Otros caminan estupefactos, asombrados, como zombis, como si no creyeran la triste realidad que ven sus ojos, miran a todos lados y toman fotos. El interior de las viviendas es caótico, la gente ha tapiado las ventanas con colchones y muebles, pero las balas entran igual y destruyen todo lo que encuentran a su paso. A pesar de la insistencia de los palestinos, no hago fotos. Me abstengo de retratar esos hogares deshechos.
Es la segunda vez que visito el campo de refugiados de Yenín. La primera vez no vi armas; esta, sí. Todavía algún que otro miliciano anda con su M-16 al hombro, son héroes para los del campo, serán mártires el día que mueran en combate y siempre terroristas para Israel. Lo que más me impresionó durante aquella visita fueron los cientos de fotos de mártires pegadas en las paredes, ahora hechas añicos por los disparos israelíes.
En el campo de refugiados de Yenín viven más de 20 mil palestinos, refugiados procedentes de territorios ocupados por Israel en 1948 y sus descendientes. Más de la mitad de los habitantes son menores de edad y la tasa de desempleo supera el 70 %. La situación crítica hace a muchos optar por unirse a las milicias, más ahora que estas pagan un salario a los jóvenes que se sumen a sus filas.
Tras la salida de las tropas israelíes, los habitantes del campo que huyeron durante los combates, unos 3 mil, van regresando. Vuelven sin saber en qué estado encontrarán su hogar, traen consigo las pocas pertenencias que lograron salvar en su agitada huida bajo las balas, y la ilusión de continuar sus vidas lo mejor posible; mientras en sus autos ondean banderas de Palestina o fotos de sus muertos en combate.

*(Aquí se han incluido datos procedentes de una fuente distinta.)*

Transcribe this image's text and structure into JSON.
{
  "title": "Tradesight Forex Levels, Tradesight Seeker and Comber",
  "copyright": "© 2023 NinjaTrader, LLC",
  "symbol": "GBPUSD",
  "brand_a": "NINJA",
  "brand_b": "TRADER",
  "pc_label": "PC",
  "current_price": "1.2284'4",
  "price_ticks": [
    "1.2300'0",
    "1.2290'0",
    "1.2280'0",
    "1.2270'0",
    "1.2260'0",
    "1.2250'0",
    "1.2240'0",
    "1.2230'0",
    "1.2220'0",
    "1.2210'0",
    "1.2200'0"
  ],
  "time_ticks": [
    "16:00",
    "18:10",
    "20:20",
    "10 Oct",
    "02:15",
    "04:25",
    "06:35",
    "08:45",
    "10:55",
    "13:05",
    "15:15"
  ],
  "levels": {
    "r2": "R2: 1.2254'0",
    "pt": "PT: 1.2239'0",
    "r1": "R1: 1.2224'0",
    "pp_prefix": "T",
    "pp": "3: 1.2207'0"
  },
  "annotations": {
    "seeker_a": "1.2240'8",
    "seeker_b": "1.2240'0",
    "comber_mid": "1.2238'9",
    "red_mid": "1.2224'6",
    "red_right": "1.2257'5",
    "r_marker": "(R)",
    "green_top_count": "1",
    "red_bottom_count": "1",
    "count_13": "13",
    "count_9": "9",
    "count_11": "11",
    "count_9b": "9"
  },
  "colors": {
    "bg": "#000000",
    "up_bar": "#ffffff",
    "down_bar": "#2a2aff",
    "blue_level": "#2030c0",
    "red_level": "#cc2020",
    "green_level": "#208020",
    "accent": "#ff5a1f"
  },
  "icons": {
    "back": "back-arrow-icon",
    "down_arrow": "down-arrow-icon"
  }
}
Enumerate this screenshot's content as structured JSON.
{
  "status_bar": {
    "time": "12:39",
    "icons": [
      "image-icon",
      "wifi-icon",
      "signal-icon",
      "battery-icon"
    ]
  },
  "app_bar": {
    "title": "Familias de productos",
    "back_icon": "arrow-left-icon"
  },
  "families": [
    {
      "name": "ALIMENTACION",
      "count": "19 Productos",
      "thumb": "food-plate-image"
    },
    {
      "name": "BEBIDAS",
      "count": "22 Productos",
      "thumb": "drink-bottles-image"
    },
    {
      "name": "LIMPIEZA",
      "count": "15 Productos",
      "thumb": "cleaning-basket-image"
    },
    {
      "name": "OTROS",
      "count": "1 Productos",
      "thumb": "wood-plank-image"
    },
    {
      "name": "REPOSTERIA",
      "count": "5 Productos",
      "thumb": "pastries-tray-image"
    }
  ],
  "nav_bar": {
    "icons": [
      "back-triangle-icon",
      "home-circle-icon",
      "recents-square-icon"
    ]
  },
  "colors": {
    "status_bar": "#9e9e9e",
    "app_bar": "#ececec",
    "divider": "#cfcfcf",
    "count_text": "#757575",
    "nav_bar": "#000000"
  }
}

A pocas horas de la retirada del Ejército israelí, las oenegés han podido entrar y reparten agua y alimentos a los vecinos. El campamento de Yenín sigue sin electricidad ni agua. Pero hay obreros trabajando en restablecer los servicios básicos, excavadoras retirando escombros, bomberos limpiando las calles y gente escoba en mano intentando devolver la normalidad a un lugar que podría estar de nuevo sumido en el caos mañana mismo; cualquier día de estos.